For decades, community financial institutions have been defined by their products and services. Whether it was free checking accounts or attractive loans, credit unions had their core offerings and could differentiate based on fees, niche products, and the “personal touch” of community banking. After all, the competition was typically “the bank down the street.”
Today’s digital world has upended the definition of traditional products and services. Your offerings are no longer merely the account or loan. The digital platform(s) that your members will use to access your products and services are now front-and-center. These are bolstered by features, speed, and personalization.
According to a survey by Gartner, 69 percent of boards of directors had accelerated their digital business initiatives as a result of the Covid-19 pandemic, with most also expecting budgetary increases for technology. Of course, this should be viewed through the lens that strategy looks different for each organization, but at the core there are some distinct stages when it comes to replacing legacy technology and integrating new digital products.
Stage 1: Meet current consumer expectations
Consumer expectations continue to rise, and they demand a seamless, intuitive banking experience. From online banking to mobile, effortless, feature-rich products have become table stakes. And at a time when loyalty to a particular financial institution continues to decrease, anything less will give the average consumer a reason to jump ship for the nearest Wells Fargo or neobank.
After all, mobile and online banking is where consumers spend the majority of their time. A study found that 99% of Gen Z and 98% of Millennials use mobile banking apps for everything from checking balances to reviewing their credit scores.
Yet community credit unions are often held back by their existing technology infrastructure, which may preclude digital products such as online account opening. Without digital support from the core vendor or other technology partners, your paths to achieving digital transformation are limited.
However, credit unions can no longer put off these technology imperatives. It’s a requirement to stay relevant and competitive in today’s environment which starts with the user experience. If you can’t draw in new and retain existing members, your credit union won’t be able to grow — which will limit the other technological advancements needed.
Stage 2: Improve automation and efficiency
Once you’ve built a foundation with your member experience, you can look at ways to improve operational efficiency through digital products. These products may be less member-facing, even though they end up benefitting your members. For example, automation will decrease the time to make a loan decision or reduce errors in data entry.
During this stage, each institution’s strategy will begin to vary widely, depending on their individual needs. It should begin by asking: Where are the bottlenecks? How will changes in this area benefit employees and members alike? How does this fit into the organization’s overall strategic vision?

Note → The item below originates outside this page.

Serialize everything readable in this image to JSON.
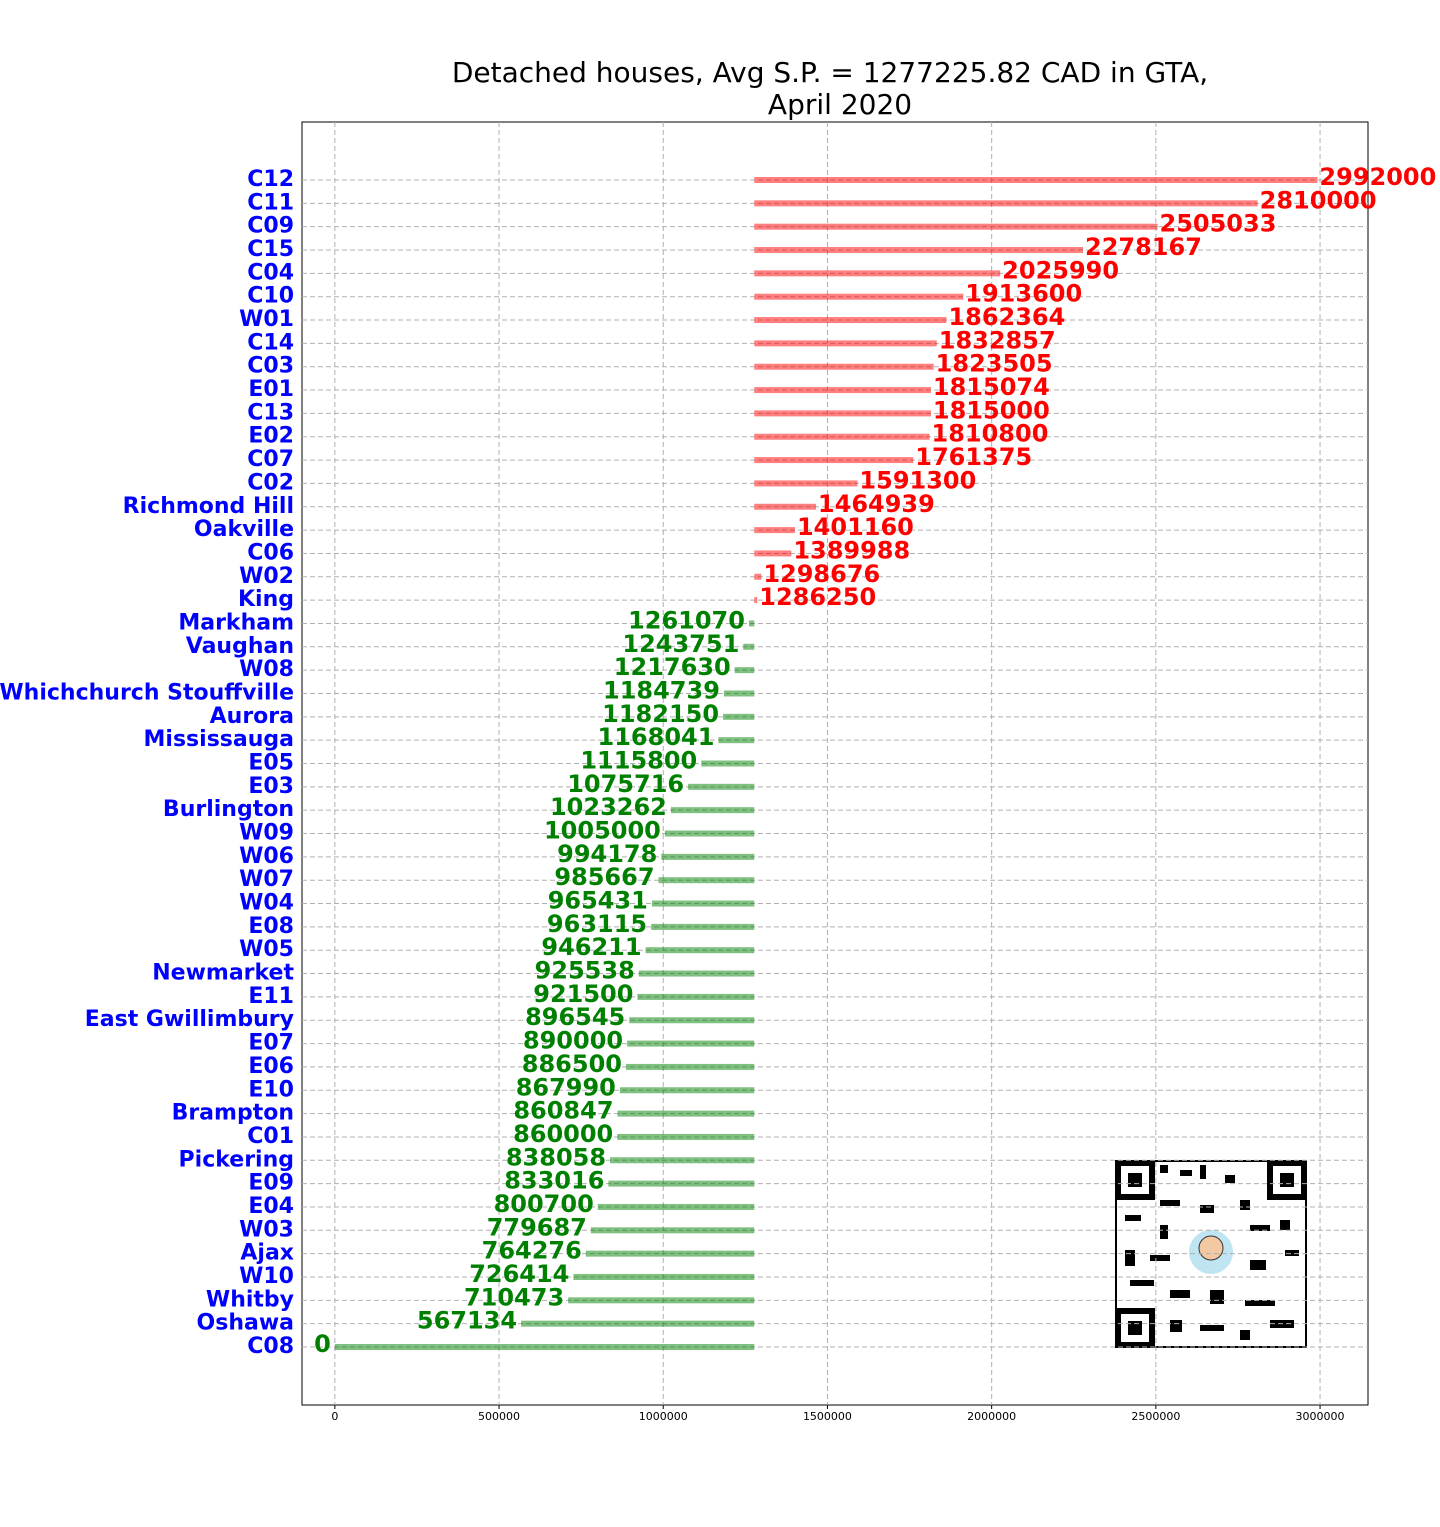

Prioritizing needs in this stage can be challenging, as there are nearly limitless opportunities. In the beginning, your steps in this stage may be little more than “improve speed in loan underwriting.” Once you begin addressing this need, you should form an internal committee that can speak to the specific requirements a digital vendor can bring to the table and then look at the value-add from any products you consider.
Stage 3: Incorporate advanced analytics, AI, and personalization
The final stage should elevate your digital experience, relying on robust data-driven capabilities. You’re relying on products you’ve implemented in the prior stages and turning them into a competitive advantage by providing more targeted and personalized interactions with your members.

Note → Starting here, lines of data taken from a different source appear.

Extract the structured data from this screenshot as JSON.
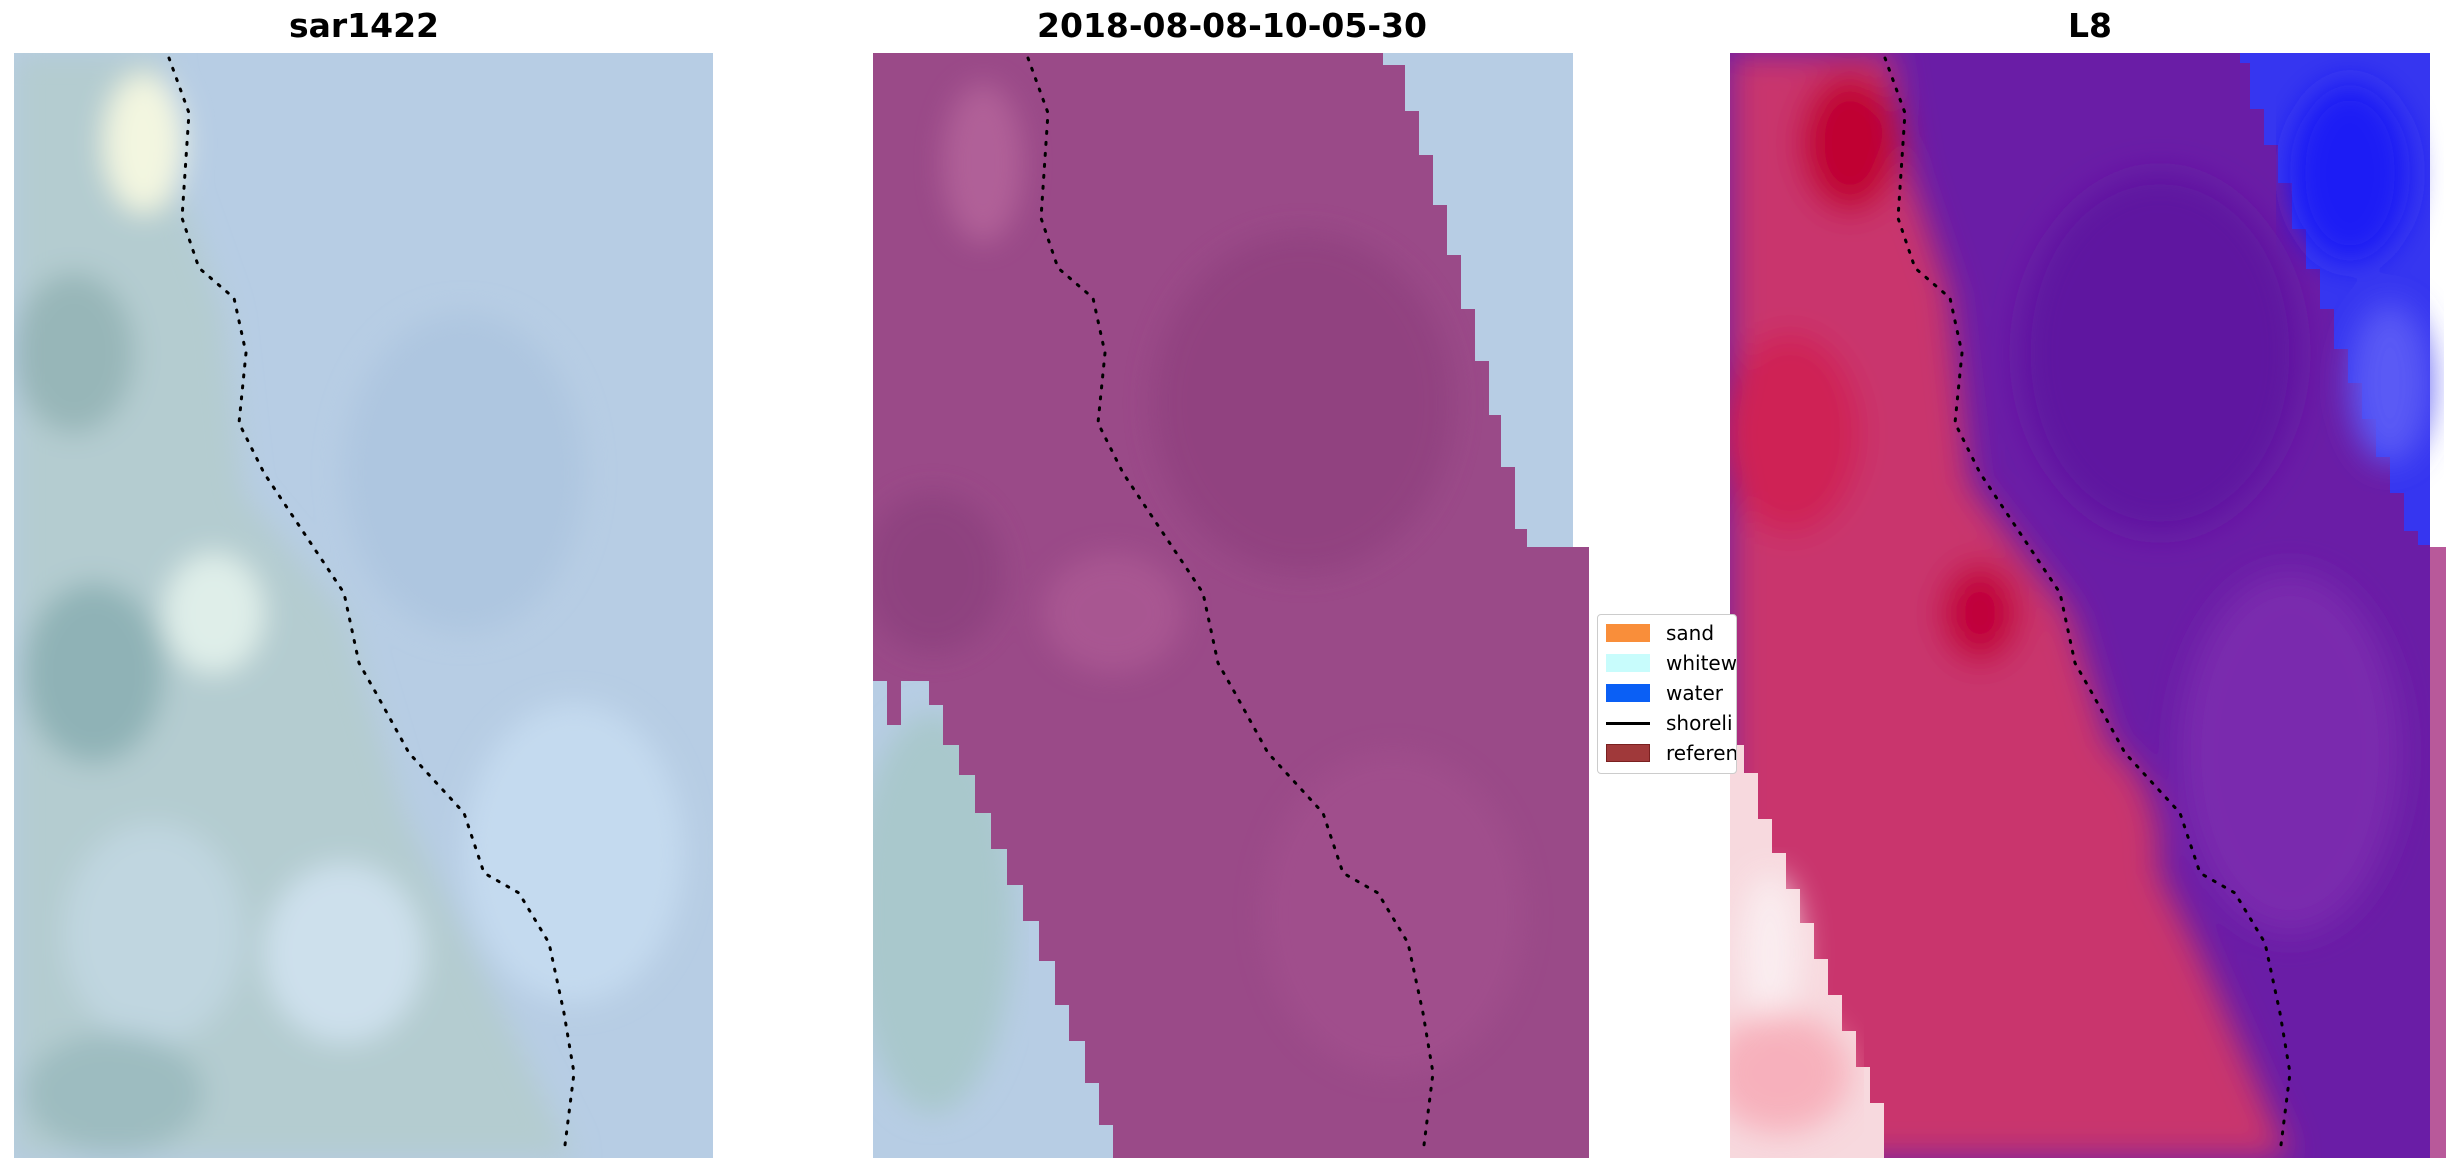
{
  "panels": [
    {
      "title": "sar1422"
    },
    {
      "title": "2018-08-08-10-05-30"
    },
    {
      "title": "L8"
    }
  ],
  "legend": {
    "items": [
      {
        "label": "sand",
        "color": "#f98e3a",
        "kind": "patch"
      },
      {
        "label": "whitew",
        "color": "#c8fcfc",
        "kind": "patch"
      },
      {
        "label": "water",
        "color": "#0a5ff5",
        "kind": "patch"
      },
      {
        "label": "shoreli",
        "color": "#000000",
        "kind": "line"
      },
      {
        "label": "referen",
        "color": "#a0393a",
        "kind": "patch"
      }
    ]
  },
  "colors": {
    "ocean_pale": "#b9cfe6",
    "land_pale": "#b6ccd2",
    "classified_purple": "#9a4a88",
    "l8_red": "#d0306a",
    "l8_purple": "#6a1da6",
    "l8_blue": "#3c3cf5"
  }
}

Analytics and reporting show you how your members are using your mobile app or other digital products, informing decisions you make about additional products or services. Today’s consumers expect increasingly personalized experiences, including offers that meet their specific needs. Geo-fencing lets your credit union provide location-specific offers to members. Data, combined with AI, can help you target the right message at the right time, whether it’s in-app, through a marketing campaign, or in a chatbot.

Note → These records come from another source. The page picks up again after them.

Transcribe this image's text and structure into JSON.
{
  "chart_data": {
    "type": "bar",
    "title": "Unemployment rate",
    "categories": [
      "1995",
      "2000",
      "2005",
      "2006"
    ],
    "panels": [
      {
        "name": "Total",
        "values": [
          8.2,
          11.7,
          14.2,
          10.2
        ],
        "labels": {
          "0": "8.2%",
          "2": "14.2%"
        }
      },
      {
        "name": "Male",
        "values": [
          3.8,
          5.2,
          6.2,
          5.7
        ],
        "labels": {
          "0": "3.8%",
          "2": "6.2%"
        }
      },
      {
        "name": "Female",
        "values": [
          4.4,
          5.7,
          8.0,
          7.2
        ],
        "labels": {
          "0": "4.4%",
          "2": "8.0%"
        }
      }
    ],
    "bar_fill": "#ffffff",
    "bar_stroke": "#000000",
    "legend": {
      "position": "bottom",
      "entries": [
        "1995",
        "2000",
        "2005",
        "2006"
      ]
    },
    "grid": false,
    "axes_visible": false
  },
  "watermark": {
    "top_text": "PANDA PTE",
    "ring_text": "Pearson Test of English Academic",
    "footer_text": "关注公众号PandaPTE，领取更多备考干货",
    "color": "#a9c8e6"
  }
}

This last stage may not be part of every organization’s digital transformation strategy. Even if you can’t see your credit union relying on data today, you should consider that it might become necessary in the future. Large banks and neobanks are already relying on this type of technology so they can deliver more, faster.
Thirty years ago, most couldn’t imagine the digital world we live in now. That’s why you should plan for the future and the future will include data. Throughout the stages of your digital transformation, you should keep this in mind — even if your institution isn’t ready for that type of product today. You want to lay the groundwork for your future members and employees.